GPU Crash During Specific Temperature Range

That’s an extremely convincing test. Was the temperature reading true?

Also, I notice that you picked a 4.14 snapshot. Are you able to reproduce with 5.4, 5.10, and 5.13?

I loaded the Dragonboard 820C with 4.14 because this is the version we are using on our custom board and we wanted a side by side comparison (or close). No, we haven’t tried any newer versions on either the DB820 or the custom board.

We were reading the temperature from here: /sys/class/thermal/thermal_zone0/temp
Thanks,
Kim

  1. try other kernels to see if the problem is fixed anywhere.
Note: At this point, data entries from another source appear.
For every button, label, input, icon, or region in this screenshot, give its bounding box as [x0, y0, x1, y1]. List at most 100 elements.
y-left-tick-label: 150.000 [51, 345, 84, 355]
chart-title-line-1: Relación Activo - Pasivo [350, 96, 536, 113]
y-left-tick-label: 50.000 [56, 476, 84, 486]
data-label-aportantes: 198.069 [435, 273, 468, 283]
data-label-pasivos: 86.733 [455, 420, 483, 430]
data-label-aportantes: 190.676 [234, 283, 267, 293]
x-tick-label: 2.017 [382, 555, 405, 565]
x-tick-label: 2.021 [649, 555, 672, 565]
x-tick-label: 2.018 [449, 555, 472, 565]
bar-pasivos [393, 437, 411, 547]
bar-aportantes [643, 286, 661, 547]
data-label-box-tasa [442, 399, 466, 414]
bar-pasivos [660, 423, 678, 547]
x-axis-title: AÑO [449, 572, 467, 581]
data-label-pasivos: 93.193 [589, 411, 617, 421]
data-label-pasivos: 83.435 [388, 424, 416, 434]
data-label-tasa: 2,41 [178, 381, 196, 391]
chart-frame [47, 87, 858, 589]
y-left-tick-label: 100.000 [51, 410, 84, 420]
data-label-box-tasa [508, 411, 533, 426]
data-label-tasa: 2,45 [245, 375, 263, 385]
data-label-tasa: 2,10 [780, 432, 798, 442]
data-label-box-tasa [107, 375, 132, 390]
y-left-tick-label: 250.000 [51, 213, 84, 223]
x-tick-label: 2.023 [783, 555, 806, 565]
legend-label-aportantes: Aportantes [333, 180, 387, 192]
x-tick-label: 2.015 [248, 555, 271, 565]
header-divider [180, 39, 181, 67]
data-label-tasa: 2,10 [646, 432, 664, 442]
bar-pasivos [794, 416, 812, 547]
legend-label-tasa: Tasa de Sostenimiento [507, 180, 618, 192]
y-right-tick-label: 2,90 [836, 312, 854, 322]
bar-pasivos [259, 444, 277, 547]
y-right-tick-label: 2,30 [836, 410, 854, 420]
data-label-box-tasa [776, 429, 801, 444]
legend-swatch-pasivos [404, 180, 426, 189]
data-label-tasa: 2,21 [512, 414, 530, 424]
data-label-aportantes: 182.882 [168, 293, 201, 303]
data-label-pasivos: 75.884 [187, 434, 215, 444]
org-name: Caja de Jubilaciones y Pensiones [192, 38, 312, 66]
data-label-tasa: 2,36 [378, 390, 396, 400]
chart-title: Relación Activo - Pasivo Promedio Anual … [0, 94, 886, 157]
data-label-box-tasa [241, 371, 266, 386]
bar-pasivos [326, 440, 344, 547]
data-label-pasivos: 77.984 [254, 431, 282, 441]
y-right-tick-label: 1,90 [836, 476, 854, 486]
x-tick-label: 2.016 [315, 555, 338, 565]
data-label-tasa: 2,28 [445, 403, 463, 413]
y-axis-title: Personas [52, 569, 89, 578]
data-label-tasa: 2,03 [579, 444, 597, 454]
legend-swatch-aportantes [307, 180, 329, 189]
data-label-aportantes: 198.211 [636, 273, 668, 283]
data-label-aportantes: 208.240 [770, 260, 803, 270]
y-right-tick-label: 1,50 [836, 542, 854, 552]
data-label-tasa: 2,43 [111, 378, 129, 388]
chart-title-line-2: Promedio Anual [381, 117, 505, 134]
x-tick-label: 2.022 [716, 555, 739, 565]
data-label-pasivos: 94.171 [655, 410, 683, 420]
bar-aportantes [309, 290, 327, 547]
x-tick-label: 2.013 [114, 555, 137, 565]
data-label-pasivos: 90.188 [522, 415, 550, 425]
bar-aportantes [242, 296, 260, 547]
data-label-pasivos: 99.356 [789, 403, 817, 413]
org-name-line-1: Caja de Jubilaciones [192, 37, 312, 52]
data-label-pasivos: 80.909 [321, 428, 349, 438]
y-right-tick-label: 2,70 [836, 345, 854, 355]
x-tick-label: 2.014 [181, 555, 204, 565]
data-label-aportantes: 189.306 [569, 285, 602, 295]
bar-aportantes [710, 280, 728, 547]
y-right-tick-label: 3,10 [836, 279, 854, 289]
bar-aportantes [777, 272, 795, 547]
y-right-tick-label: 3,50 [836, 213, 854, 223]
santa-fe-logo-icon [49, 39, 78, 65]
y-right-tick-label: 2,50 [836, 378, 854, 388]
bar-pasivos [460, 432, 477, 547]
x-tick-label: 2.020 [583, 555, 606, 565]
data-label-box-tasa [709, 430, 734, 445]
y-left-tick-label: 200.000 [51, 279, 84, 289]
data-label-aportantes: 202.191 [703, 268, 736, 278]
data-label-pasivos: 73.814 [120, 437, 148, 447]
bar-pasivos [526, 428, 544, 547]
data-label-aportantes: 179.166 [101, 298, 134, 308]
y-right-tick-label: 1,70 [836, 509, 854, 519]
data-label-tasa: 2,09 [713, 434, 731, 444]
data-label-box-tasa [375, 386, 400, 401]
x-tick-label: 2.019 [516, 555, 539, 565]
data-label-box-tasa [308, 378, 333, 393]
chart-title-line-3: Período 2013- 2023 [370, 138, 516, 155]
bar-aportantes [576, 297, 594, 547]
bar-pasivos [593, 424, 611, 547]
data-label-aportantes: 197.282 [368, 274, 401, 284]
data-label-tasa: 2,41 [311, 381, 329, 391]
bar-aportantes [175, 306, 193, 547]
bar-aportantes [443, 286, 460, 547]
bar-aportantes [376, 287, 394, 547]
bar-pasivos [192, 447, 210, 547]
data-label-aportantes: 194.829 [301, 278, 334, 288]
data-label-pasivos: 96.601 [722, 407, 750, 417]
  2. I asked you if the temperature was true, not where you read it from. For example, is it actually 25 degrees when you read 8? Or is it actually 8?

Hi @doitright,

  1. We will try the latest kernel on the DB820C soon.

  2. Discussing this with the hardware folks here, we are reading the internal temperature of the chip and it will be the most accurate temperature versus putting a sensor on the chip. The chamber is around -5C when the crash occurs. The chip is at a higher temperature than this. Can you please advise?

Thanks,
Kim

We are not having a lot of luck with getting other versions to boot on the DB820C. We tried 5.13 (build 820) and 5.10 (build 800). Neither booted successfully. We will try 5.7 next. If anyone can point me to which of these builds we should try, that would be great: Linaro Snapshots

We got linux version 5.7 to run on the DragonBoard820c. It does not crash!

Good news then. You’re better off in every way with the newer kernel. Do you think you could get the boot logs for the newer kernels? It would be nice to see why they aren’t booting. 5.10 especially, since its an LTS.

Looks like kernels on builds as;
5.7: 572 through 743 inclusive.
5.10: 744 through 817 inclusive.

If you could bisect that and see what exactly was the first build that didn’t boot, it would help get things straightened out.